Planning the survival of your business

If your technology stopped working, would your business stop functioning too? Is your business totally reliant on the information stored on your computer systems or could you continue to deliver 95% of your products and services and catch up on the computer work later? No matter which end of this scale your business is at, you will fare much better during a major technology outage if you plan in advance, before it happens. This month we take some of the mystery out of Business Continuity Planning.

Business Continuity Planning (BCP) is the process of working out how your business will continue to function during a disaster. These threats to your business could include:
Fire      Burst water pipes      Burglary       Flooding (severe rainfall)      Earthquake      Influenza outbreak      Hardware failure      Software Failure      Internet outage       Tornado/Hurricane/Cyclone      Severed phone cabling      Security breach       Damage by disgruntled employee      Employee error      … And many more!

BCP begins with identifying the possible risks and the impact they would have on your business. What functions would be affected if your main administration PC crashed? How long could you be without internet access? It’s important to evaluate the probability of these incidents occurring and the severity of their impact.
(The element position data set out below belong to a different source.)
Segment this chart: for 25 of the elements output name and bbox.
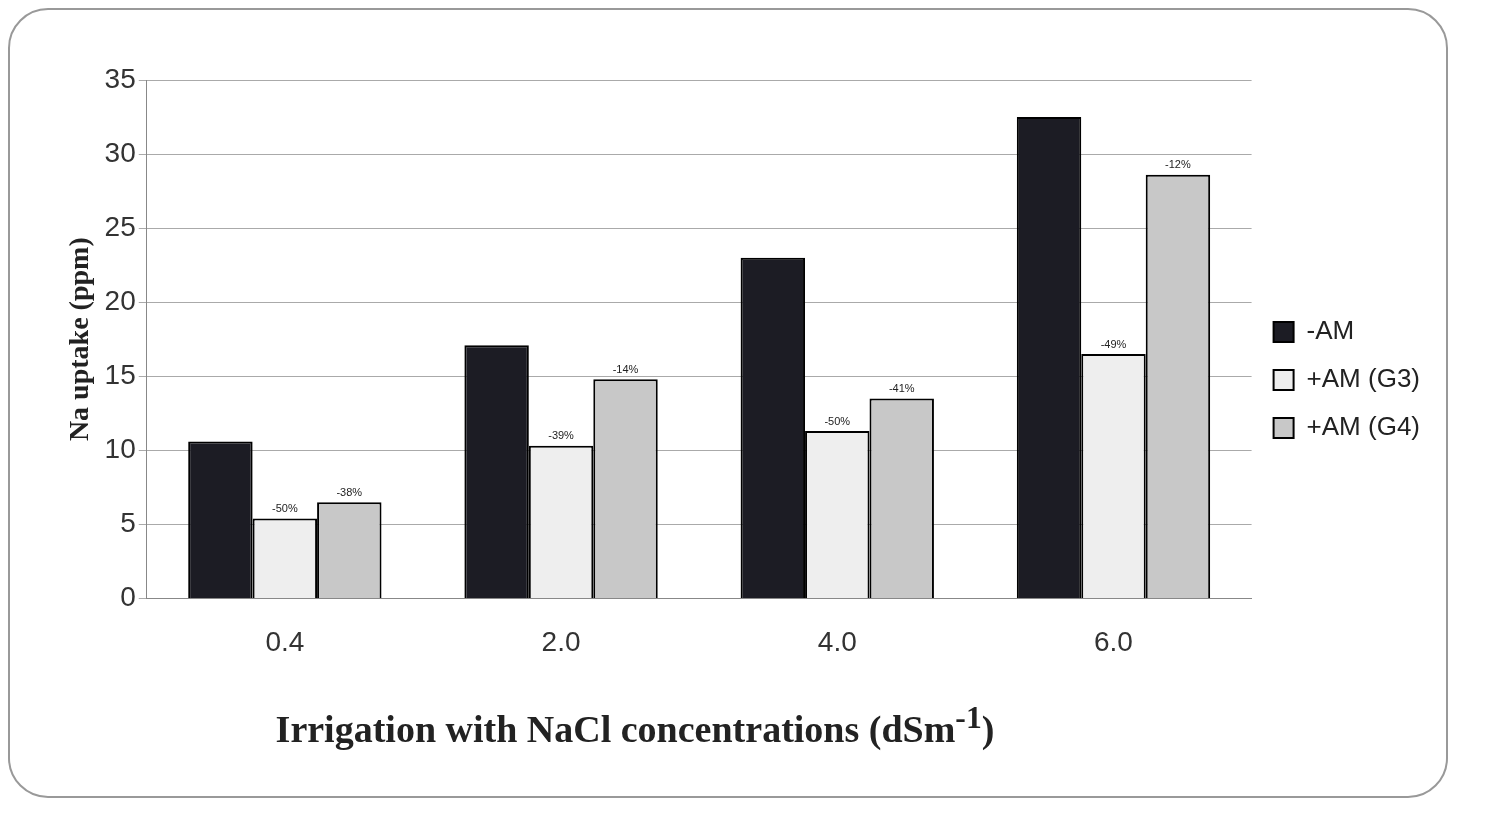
y-tick-label: 15 (104, 358, 136, 390)
annotation: -41% (888, 381, 915, 394)
legend-label: -AM (1306, 315, 1355, 346)
y-tick-label: 35 (104, 62, 136, 94)
annotation: -50% (272, 501, 298, 514)
y-tick-label: 5 (120, 507, 136, 539)
x-tick-label: 0.4 (265, 625, 305, 657)
legend-label: +AM (G3) (1306, 363, 1421, 394)
x-axis-title: Irrigation with NaCl concentrations (dSm$^{-1}$) (274, 700, 996, 751)
annotation: -38% (336, 485, 363, 498)
annotation: -39% (548, 429, 575, 442)
y-axis-title: Na uptake (ppm) (63, 237, 95, 442)
annotation: -50% (824, 414, 851, 427)
annotation: -49% (1100, 337, 1127, 350)
x-tick-label: 4.0 (817, 625, 857, 657)
y-tick-label: 10 (104, 433, 136, 464)
legend-label: +AM (G4) (1306, 411, 1421, 442)
y-tick-label: 25 (104, 210, 136, 242)
y-tick-label: 30 (104, 136, 136, 168)
x-tick-label: 6.0 (1094, 625, 1133, 657)
y-tick-label: 0 (120, 581, 136, 613)
annotation: -12% (1165, 158, 1191, 171)
annotation: -14% (612, 362, 639, 375)
x-tick-label: 2.0 (541, 625, 581, 657)
y-tick-label: 20 (104, 284, 136, 316)
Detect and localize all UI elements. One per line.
This will help you to determine which incidents are the highest priorities to be addressed.

Next, you look at how these risks can be prevented, or the impact of them lessened. This could include copying data to a different site or having a laptop that has the same business-critical software applications as your administration PC.

Finally, you plan the actions that would be needed to help you respond when this incident occurs. Do you need to go to another site to get a copy of your data or bring the laptop in from home? Do you need to temporarily relocate to another site that does have internet access? Can you run a paper-based system until you can access your computers again? Think about who will be responsible for doing what and what resources they will need. This also needs to include any third-party suppliers of your business, like your local Computer Troubleshooter.

Your Business Continuity Plan should be examined, tested and maintained on a regular basis. This is to ensure it still reflects the changing needs of your business and also to make sure that the key parties within your business understand their roles in the process.

Whilst it may seem a little daunting, some forethought and planning will save you a lot of time, stress and money when things do go wrong.